I told him that the answer to the question was a little more complicated than it seems, but we’d talk through it over the weekend. Well, the weekend is here and we talked through it this morning!

We started by introducing the question and talking about some of the non-intuitive properties of infinity. I thought the easiest place to start would be comparing the set of positive integers with the set of positive even integers since this comparison is a nice way to show that infinite sets are a little strange! I think that kids can understand some of the basic ideas about infinite sets, even if some of the concepts my be a little over their heads:

Next we moved on to a slightly more difficult question – comparing the set of positive integers with the set of positive integers that are powers of 2. In this case it looks like the second set is much smaller than the first one, and finding a way to see that these two sets have the same size did prove to be a challenge. However, with a little nudge, they were able to find a way to map the two sets to each other and even sort of answer the question “what is the opposite of powers?”

Probably the next natural step would be to show that the rational numbers are also countable, but I decided to skip that proof because I was worried that it would be more of a distraction and wouldn’t help so much with the question about lines and circles. Instead the next thing we talked about was comparing the real numbers to the integers via Cantor’s diagonal argument. This argument shows that there are more real numbers than integers. Although I didn’t necessarily want to focus on the different infinities, I thought it was important to help them understand the idea that just because two sets are infinite, they may not be the same size.
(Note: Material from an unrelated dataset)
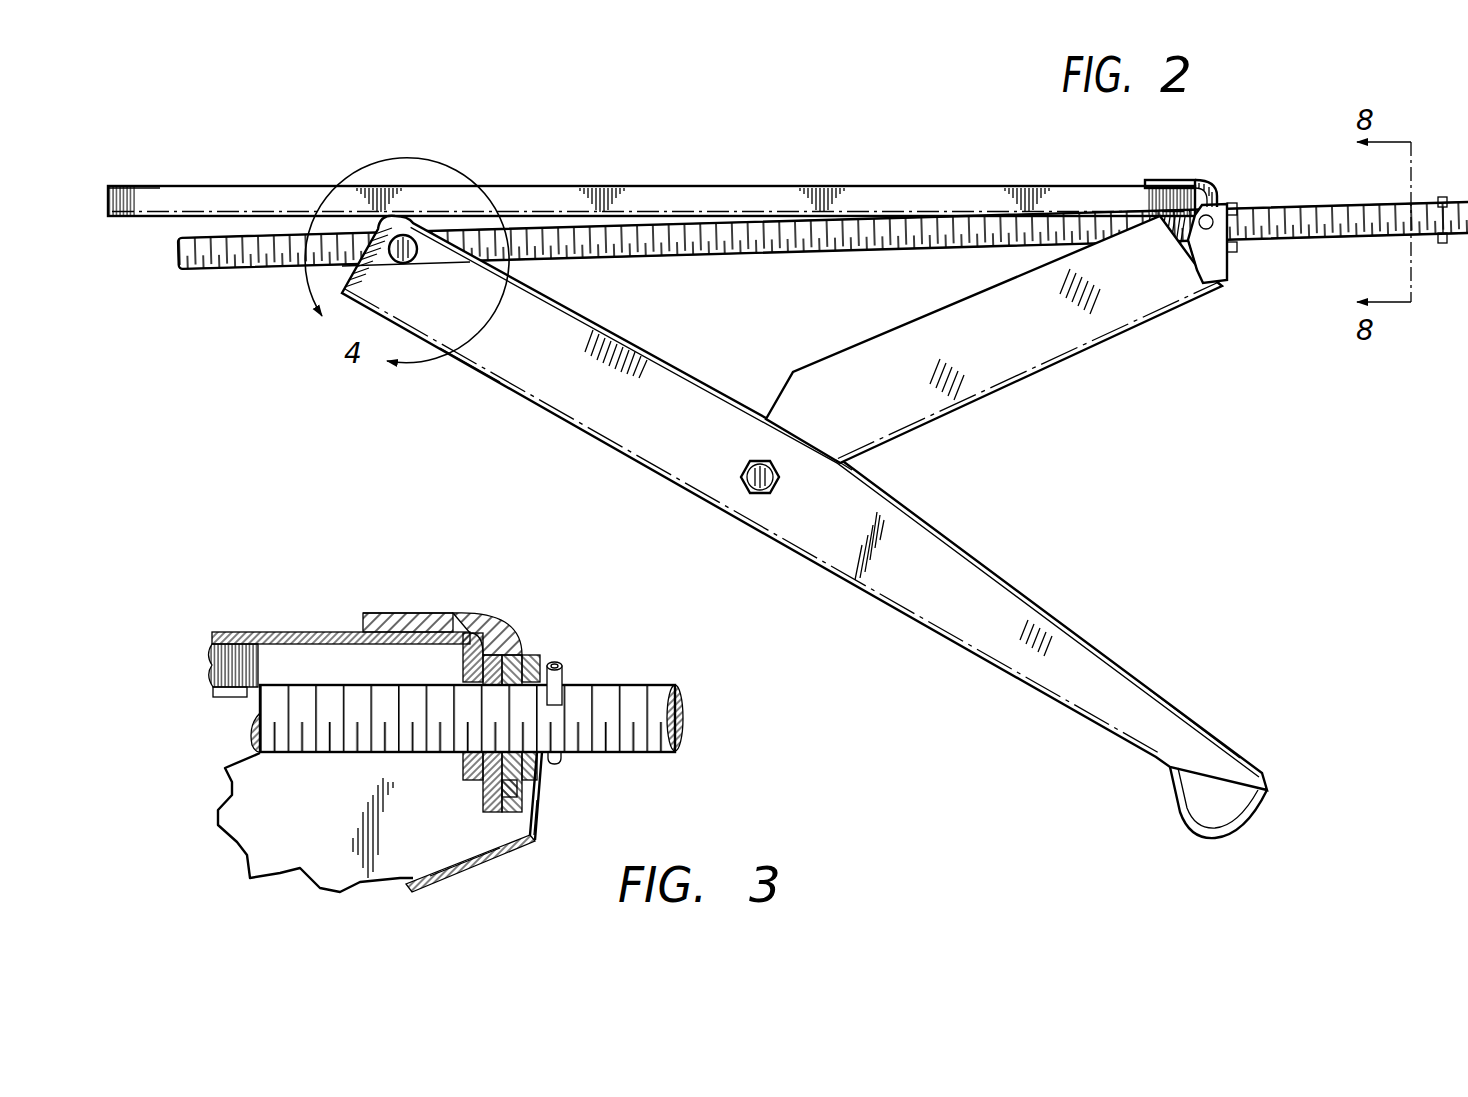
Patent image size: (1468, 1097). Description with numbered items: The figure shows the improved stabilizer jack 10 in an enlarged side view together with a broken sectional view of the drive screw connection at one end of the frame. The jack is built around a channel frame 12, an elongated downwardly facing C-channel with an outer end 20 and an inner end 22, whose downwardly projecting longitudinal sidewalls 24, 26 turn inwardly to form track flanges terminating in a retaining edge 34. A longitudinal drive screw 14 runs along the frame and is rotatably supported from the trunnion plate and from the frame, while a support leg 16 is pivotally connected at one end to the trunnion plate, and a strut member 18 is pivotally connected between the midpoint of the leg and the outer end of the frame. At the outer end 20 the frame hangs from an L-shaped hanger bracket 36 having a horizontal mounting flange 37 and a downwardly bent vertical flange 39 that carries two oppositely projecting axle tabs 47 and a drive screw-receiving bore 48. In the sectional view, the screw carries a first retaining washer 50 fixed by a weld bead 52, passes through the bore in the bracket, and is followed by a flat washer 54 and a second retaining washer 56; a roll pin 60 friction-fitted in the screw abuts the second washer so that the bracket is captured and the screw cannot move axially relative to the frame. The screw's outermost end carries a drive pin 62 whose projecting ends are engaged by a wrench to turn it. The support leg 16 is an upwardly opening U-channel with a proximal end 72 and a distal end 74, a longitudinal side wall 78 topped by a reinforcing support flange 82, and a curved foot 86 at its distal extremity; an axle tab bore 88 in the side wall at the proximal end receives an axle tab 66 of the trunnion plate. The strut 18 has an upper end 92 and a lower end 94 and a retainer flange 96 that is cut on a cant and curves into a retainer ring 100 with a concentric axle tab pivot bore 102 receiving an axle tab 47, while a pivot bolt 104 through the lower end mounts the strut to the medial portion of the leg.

In retrospect, I wish I wouldn’t have called this the “next infinity,” I guess we’ll have to correct that little slip the next time we talk about infinity.
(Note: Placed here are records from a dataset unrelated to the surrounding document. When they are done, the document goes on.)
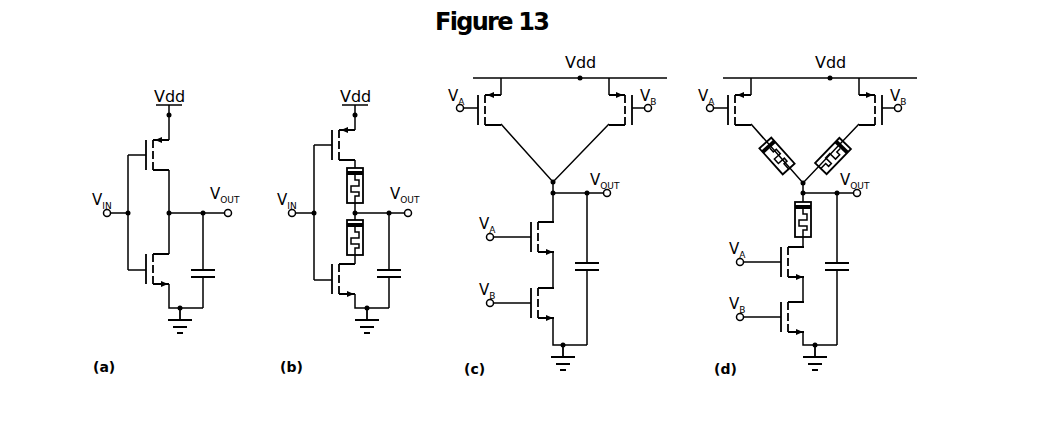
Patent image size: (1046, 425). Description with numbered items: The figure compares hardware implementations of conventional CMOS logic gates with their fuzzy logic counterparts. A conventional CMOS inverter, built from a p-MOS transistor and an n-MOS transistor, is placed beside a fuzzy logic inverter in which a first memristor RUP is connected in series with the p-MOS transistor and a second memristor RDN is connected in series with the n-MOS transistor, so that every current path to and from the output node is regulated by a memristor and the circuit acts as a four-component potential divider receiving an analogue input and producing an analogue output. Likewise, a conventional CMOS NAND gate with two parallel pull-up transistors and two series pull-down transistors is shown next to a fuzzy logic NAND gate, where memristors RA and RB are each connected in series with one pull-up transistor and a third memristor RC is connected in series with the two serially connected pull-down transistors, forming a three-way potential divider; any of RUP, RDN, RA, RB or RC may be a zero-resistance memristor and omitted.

The first memristor RUP is at (340, 185).
The second memristor RDN is at (340, 237).
The memristor RA is at (777, 152).
The memristor RB is at (830, 152).
The third memristor RC is at (790, 219).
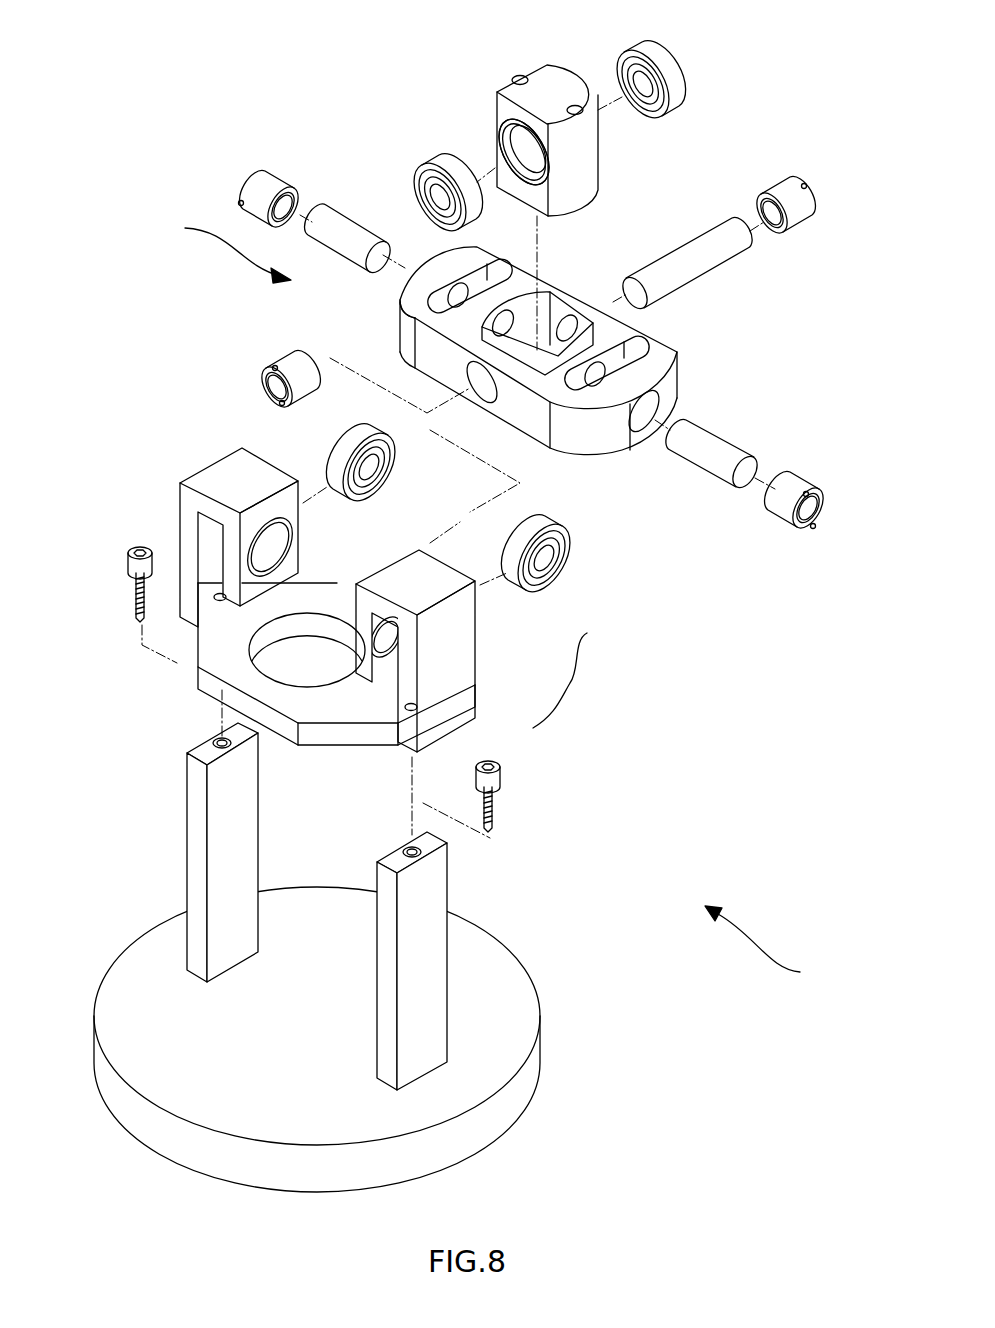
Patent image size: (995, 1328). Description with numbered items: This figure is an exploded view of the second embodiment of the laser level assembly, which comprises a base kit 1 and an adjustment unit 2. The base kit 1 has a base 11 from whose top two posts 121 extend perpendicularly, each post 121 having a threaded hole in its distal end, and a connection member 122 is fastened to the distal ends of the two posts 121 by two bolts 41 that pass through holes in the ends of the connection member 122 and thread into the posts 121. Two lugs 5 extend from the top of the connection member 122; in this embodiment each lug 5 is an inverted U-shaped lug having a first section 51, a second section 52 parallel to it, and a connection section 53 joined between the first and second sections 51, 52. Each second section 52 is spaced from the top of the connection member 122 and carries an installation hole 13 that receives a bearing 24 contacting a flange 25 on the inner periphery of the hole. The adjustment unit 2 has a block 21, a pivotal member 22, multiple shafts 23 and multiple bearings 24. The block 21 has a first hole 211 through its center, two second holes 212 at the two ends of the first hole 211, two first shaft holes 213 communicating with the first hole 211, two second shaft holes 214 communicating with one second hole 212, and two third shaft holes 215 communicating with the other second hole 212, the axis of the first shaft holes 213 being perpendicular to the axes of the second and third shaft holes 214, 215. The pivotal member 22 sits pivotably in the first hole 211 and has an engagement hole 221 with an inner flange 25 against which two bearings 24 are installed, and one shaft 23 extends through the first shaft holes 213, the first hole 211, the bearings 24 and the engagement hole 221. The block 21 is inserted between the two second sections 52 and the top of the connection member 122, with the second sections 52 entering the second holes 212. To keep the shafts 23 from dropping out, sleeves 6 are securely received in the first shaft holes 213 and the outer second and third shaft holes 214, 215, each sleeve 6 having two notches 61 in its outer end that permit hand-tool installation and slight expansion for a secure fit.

The base kit 1 is at (762, 946).
The base 11 is at (512, 1020).
The post 121 is at (432, 880).
The connection member 122 is at (215, 688).
The installation hole 13 is at (282, 537).
The adjustment unit 2 is at (225, 248).
The block 21 is at (543, 337).
The first hole 211 is at (553, 302).
The second hole 212 is at (503, 270).
The first shaft hole 213 is at (470, 375).
The second shaft hole 214 is at (430, 300).
The third shaft hole 215 is at (655, 398).
The pivotal member 22 is at (510, 98).
The engagement hole 221 is at (510, 150).
The shaft 23 is at (345, 240).
The bearing 24 is at (620, 66).
The flange 25 is at (505, 140).
The bolt 41 is at (505, 778).
The lug 5 is at (563, 680).
The first section 51 is at (462, 650).
The second section 52 is at (390, 663).
The connection section 53 is at (437, 592).
The sleeve 6 is at (258, 193).
The notch 61 is at (238, 205).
With all of this background behind us, we moved on to answering the original question about lines and circles. We began by looking at a problem that is a little easier – what happens if we look only at vertical lines? Restricting our attention to this slightly easier problem allows us to see a surprising result – the number of points between 0 and 1 is the same as the number of points between 1 and infinity!
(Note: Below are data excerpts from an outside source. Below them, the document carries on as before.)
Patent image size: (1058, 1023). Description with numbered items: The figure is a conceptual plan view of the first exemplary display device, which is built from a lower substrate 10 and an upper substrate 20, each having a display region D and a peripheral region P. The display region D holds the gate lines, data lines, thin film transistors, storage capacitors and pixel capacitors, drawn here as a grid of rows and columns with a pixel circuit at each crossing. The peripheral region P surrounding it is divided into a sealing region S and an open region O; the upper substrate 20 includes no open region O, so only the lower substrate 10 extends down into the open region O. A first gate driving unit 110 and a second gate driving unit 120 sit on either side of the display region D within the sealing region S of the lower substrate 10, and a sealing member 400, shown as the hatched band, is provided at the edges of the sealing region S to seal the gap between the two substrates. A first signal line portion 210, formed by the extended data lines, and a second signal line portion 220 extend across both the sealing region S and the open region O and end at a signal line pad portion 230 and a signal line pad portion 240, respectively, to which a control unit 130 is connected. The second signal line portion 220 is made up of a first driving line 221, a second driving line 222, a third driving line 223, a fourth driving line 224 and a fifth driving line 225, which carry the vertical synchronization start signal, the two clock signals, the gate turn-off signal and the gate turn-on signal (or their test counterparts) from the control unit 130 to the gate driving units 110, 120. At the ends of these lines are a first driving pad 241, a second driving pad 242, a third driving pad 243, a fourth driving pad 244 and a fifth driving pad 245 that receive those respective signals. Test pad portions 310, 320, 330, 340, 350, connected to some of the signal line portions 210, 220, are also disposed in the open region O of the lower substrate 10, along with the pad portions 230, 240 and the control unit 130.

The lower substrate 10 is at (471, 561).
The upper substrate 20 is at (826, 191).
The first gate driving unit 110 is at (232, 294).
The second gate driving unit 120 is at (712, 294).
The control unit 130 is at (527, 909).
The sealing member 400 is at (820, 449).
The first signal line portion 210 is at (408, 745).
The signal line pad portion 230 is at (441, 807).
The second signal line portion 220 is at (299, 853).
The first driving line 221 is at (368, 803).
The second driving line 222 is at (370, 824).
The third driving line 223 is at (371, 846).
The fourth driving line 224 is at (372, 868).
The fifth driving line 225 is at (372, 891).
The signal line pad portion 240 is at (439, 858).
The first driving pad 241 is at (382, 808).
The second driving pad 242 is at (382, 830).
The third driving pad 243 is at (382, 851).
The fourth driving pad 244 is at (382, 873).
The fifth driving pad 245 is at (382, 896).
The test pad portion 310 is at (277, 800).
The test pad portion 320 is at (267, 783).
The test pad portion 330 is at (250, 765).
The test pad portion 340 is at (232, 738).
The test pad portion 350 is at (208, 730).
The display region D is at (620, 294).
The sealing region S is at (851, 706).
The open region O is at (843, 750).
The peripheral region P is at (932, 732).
Now with the discussion of the vertical lines out of the way we can solve the general problem if we can figure out how to deal with lines that aren’t vertical. As luck would have it my older son thought looking at horizontal lines would be a good way to start. That idea got the boys thinking about rotational symmetry and led them to the solution to the original problem! Unfortunately I got confused on one of the pictures, but hopefully that 30s of confusion didn’t cause too much confusion – the perils of illustrating some of these ideas early on Saturday morning!

This was a really enjoyable project and the boys seemed to have a lot of fun and stayed engaged all the way through. I’m extra happy that this project came from a question that my son asked earlier this week. It is nice to talk about some of these ideas from pure math every now and then. It helps show younger kids that math isn’t just about playing around with numbers.

There’s something I don’t quite get – in looking at the specific vertical lines within the circle, you used only rational numbers – 1/2, 1/3, 1/1,000,000, presumably 3/5 etc, which mapped to reciprocals that were also rational numbers – 2, 3, 5/3.

Is there something in the jump from talking about numbers to putting lines on a plane that means you can’t have a line thru a point at an irrational number? I’m phrasing this badly… there’s a point on the number line for 1/sqrt(2), right? But is there no point on the plane at 1/sqrt(2) through which a line can be drawn?

Because if there is a 1/sqrt(2) through the circle that maps to sqrt(2) not through the circle, wouldn’t that mean both the lines thru and the lines not thru would be uncountable infinities, but they’d somehow map to each other… that doesn’t sound possible (then again, most of this is so far beyond what seems possible, what’s one more thing).

I definitely could have (and probably should have) used an irrational number in the example there. The calculation would work exactly the same way -> for an irrational number x between 0 and 1, the reciprocal would be an irrational number greater than 1.

You are right that the number of vertical lines passing through the circle is uncountable, and the number of vertical lines not passing through the circle is also uncountable.

Thanks – great post. Wish I’d had this kind of thing when I was in school.